The project will operate with a 4-hour duration, delivering 480MWh of storage capacity from 120MW of power output. Construction is expected to support approximately 90 jobs over a 12 to 18-month build period.
ib vogt has been active in Australia since 2016 and has developed and sold around 450MW of renewable energy and storage projects in the country, including the 90MW Sebastopol solar project approximately 350km southwest of Sydney.
The Wagga Wagga Special Activation Precinct is a designated economic development zone where the NSW government has undertaken prior master planning and community consultation, streamlining the approvals pathway for projects within its boundaries.
The project was originally scoped by Zen Energy before ib vogt progressed it through to development application and received the planning determination. Last week, it was reported that Zen Energy had appointed voluntary administrators after its retail business failed to secure a viable buyer.
The Wagga North approval arrives as New South Wales faces a mounting gap between its contracted storage capacity and the volume required under the state’s updated targets.
ib vogt announced a further 120MW solar-plus-storage project near Deepwater in the New England Renewable Energy Zone in March 2025, incorporating agrivoltaics to allow sheep grazing among the solar arrays, with construction expected to begin sometime this month.
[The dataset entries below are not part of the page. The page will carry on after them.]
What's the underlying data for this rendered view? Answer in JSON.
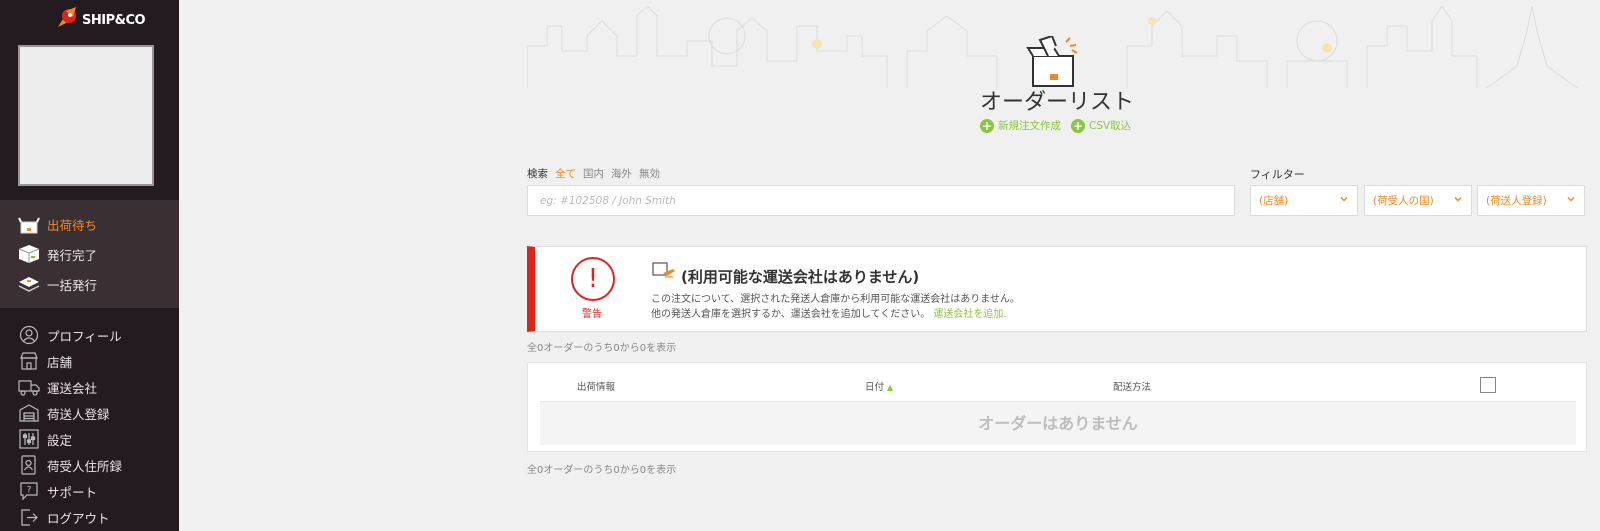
{
  "logo": {
    "text": "SHIP&CO"
  },
  "sidebar": {
    "primary": [
      {
        "label": "出荷待ち",
        "icon": "box-open-icon",
        "active": true
      },
      {
        "label": "発行完了",
        "icon": "box-closed-icon",
        "active": false
      },
      {
        "label": "一括発行",
        "icon": "stack-icon",
        "active": false
      }
    ],
    "secondary": [
      {
        "label": "プロフィール",
        "icon": "user-icon"
      },
      {
        "label": "店舗",
        "icon": "store-icon"
      },
      {
        "label": "運送会社",
        "icon": "truck-icon"
      },
      {
        "label": "荷送人登録",
        "icon": "warehouse-icon"
      },
      {
        "label": "設定",
        "icon": "sliders-icon"
      },
      {
        "label": "荷受人住所録",
        "icon": "address-book-icon"
      },
      {
        "label": "サポート",
        "icon": "help-icon"
      },
      {
        "label": "ログアウト",
        "icon": "logout-icon"
      }
    ]
  },
  "page": {
    "title": "オーダーリスト",
    "new_order": "新規注文作成",
    "csv_import": "CSV取込"
  },
  "search": {
    "label": "検索",
    "scopes": [
      "全て",
      "国内",
      "海外",
      "無効"
    ],
    "selected_scope": "全て",
    "placeholder": "eg: #102508 / John Smith"
  },
  "filter": {
    "label": "フィルター",
    "selects": [
      "(店舗)",
      "(荷受人の国)",
      "(荷送人登録)"
    ]
  },
  "alert": {
    "badge": "警告",
    "title": "(利用可能な運送会社はありません)",
    "line1": "この注文について、選択された発送人倉庫から利用可能な運送会社はありません。",
    "line2": "他の発送人倉庫を選択するか、運送会社を追加してください。",
    "link": "運送会社を追加."
  },
  "count_text": "全0オーダーのうち0から0を表示",
  "table": {
    "col_shipping": "出荷情報",
    "col_date": "日付",
    "col_method": "配送方法",
    "empty": "オーダーはありません"
  },
  "colors": {
    "accent": "#f08a24",
    "green": "#8cc63e",
    "danger": "#e2231a",
    "sidebar": "#241b20"
  }
}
That project forms part of the wider Denman Renewable Energy Hub alongside a separate 4.8GWh 2-hour duration BESS.
Moranbah solar-plus-storage project receives grid connection approval in Queensland
Developer Zero-E Australia and its parent company Grupo Cobra have received 5.3.4A Connection Approval from the Australian Energy Market Operator (AEMO) for the 145MWac Moranbah solar-plus-storage site in Queensland.
The approval, confirmed by grid connection engineering firm OSA Engineering, covers a 145MWac solar PV facility coupled with a 50MWac battery storage system, located near Coppabella in Queensland’s Bowen Basin.
The plant uses an AC-coupled hybrid architecture with grid-forming inverter technology, placing it among a growing cohort of Australian solar and storage projects specified to provide active grid stability support rather than simply generating and exporting power.
Section 5.3.4A of the National Electricity Rules sets out the process that generators must follow before they can operate in the National Electricity Market (NEM).
Achieving this approval requires extensive power system modelling, including electromagnetic transient studies using power systems computer-aided design (PSCAD) and load flow analysis using power system simulator for engineering (PSS/E), along with performance validation and negotiations with AEMO and the relevant network service provider, in this case, Energy Queensland.
OSA Engineering said the process involved close collaboration between the project team, AEMO and Energy Queensland across all stages of the technical assessment.
The 5.3.4A approval is the connection milestone that confirms a project can connect to and operate securely within the NEM while maintaining system reliability.
It does not itself authorise construction to begin, but it removes the primary technical uncertainty that sits between development approval and a final investment decision and is typically one of the last formal steps before a project proceeds to procurement and construction contracts.